Can we remember that when those moments of division, anger, hurt, or fatigue hit us the hardest — that those are like a signal to us — that this is where God’s love is needed. And this is where we ask God to fill us with the love that is bigger than our own.
It’s kind of like the advice a very wise neighbor gave to me a while back. My family was getting ready to make a big, cross country move. As with any move, there was so much to do to get ready and so much to do on the other side of it. When we were saying our goodbyes, this neighbor said, “Moving is hard. be good to each other.” Of all the advice and tips I’d encountered, that stuck with me the most. Because when I was exhausted and frustrated and having a hard time not taking it out on other people... I’d remember what she said.

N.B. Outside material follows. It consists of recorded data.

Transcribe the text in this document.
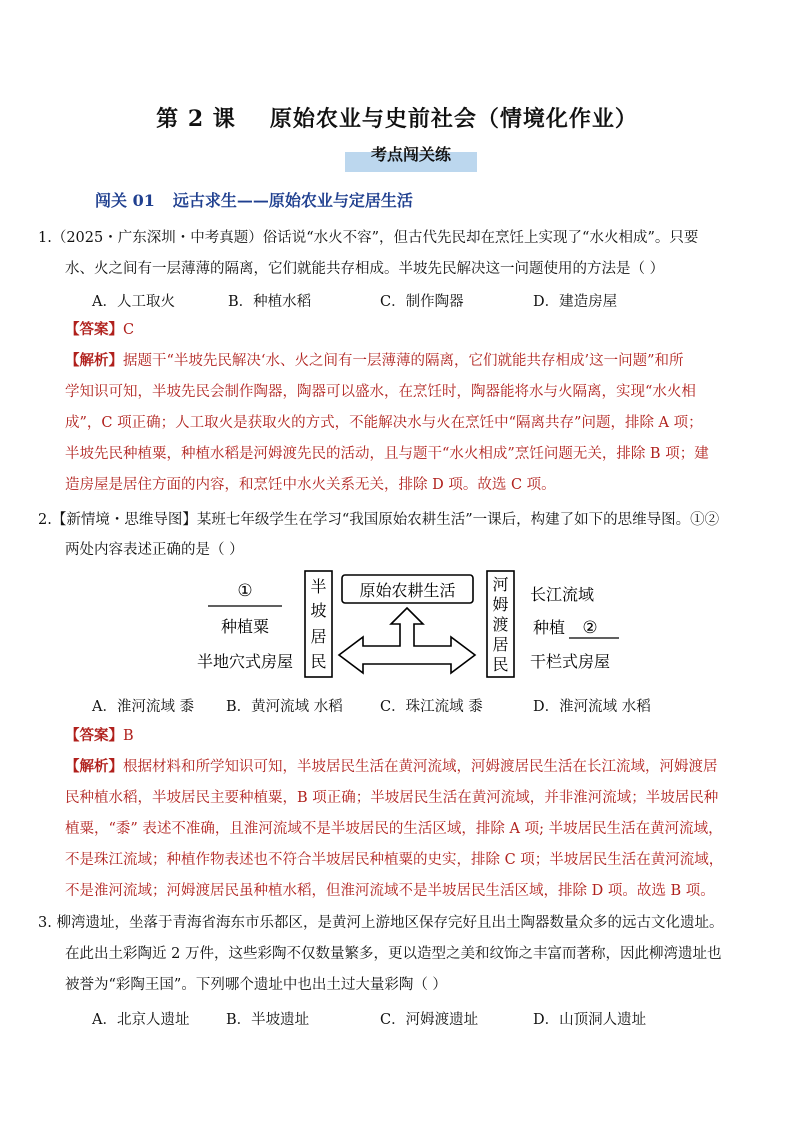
第 2 课 原始农业与史前社会（情境化作业）
考点闯关练
闯关 01 远古求生——原始农业与定居生活
1.（2025・广东深圳・中考真题）俗话说“水火不容”，但古代先民却在烹饪上实现了“水火相成”。只要
水、火之间有一层薄薄的隔离，它们就能共存相成。半坡先民解决这一问题使用的方法是（ ）
A．人工取火	B．种植水稻	C．制作陶器	D．建造房屋
【答案】C
【解析】据题干“半坡先民解决‘水、火之间有一层薄薄的隔离，它们就能共存相成’这一问题”和所
学知识可知，半坡先民会制作陶器，陶器可以盛水，在烹饪时，陶器能将水与火隔离，实现“水火相
成”，C 项正确；人工取火是获取火的方式，不能解决水与火在烹饪中“隔离共存”问题，排除 A 项；
半坡先民种植粟，种植水稻是河姆渡先民的活动，且与题干“水火相成”烹饪问题无关，排除 B 项；建
造房屋是居住方面的内容，和烹饪中水火关系无关，排除 D 项。故选 C 项。
2.【新情境・思维导图】某班七年级学生在学习“我国原始农耕生活”一课后，构建了如下的思维导图。①②
两处内容表述正确的是（ ）
①
种植粟
半地穴式房屋
半
坡
居
民
原始农耕生活 河
姆
渡
居
民
长江流域
种植 ②
干栏式房屋
A．淮河流域 黍 B．黄河流域 水稻	C．珠江流域 黍	D．淮河流域 水稻
【答案】B
【解析】根据材料和所学知识可知，半坡居民生活在黄河流域，河姆渡居民生活在长江流域，河姆渡居
民种植水稻，半坡居民主要种植粟，B 项正确；半坡居民生活在黄河流域，并非淮河流域；半坡居民种
植粟，“黍” 表述不准确，且淮河流域不是半坡居民的生活区域，排除 A 项; 半坡居民生活在黄河流域，
不是珠江流域；种植作物表述也不符合半坡居民种植粟的史实，排除 C 项；半坡居民生活在黄河流域，
不是淮河流域；河姆渡居民虽种植水稻，但淮河流域不是半坡居民生活区域，排除 D 项。故选 B 项。
3. 柳湾遗址，坐落于青海省海东市乐都区，是黄河上游地区保存完好且出土陶器数量众多的远古文化遗址。
在此出土彩陶近 2 万件，这些彩陶不仅数量繁多，更以造型之美和纹饰之丰富而著称，因此柳湾遗址也
被誉为“彩陶王国”。下列哪个遗址中也出土过大量彩陶（ ）
A．北京人遗址	B．半坡遗址	C．河姆渡遗址	D．山顶洞人遗址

And it was like, “oh yeah, what I’m going through is really hard.” It gave me the chance to have a little more compassion for myself and those who were going through it with me.
In the same way, I wonder if we can hear that for ourselves — that this time we’re in is unusually hard. Love each other.
Because as hard as is it, God’s love in us is stronger. It is love that we can come back to when we are frustrated or hurting. Love that doesn’t cast judgement, but looks through the lenses of mercy and grace. Love that allows us to both lament and challenge the racial division afflicting our country — and hold each other in this brokenness that affects us all. It is love that sees a lack of empathy as a time for even greater empathy. Love that is big enough to grieve each loss of life. Love that has the power to keep going even when we feel like we have nothing left. Love that invites us to be in love with God and to follow Jesus in this way of love.
On this birthday of the church, let us remember where the church began and what it was created for, and what we carry with us: extraordinary love for extraordinary times.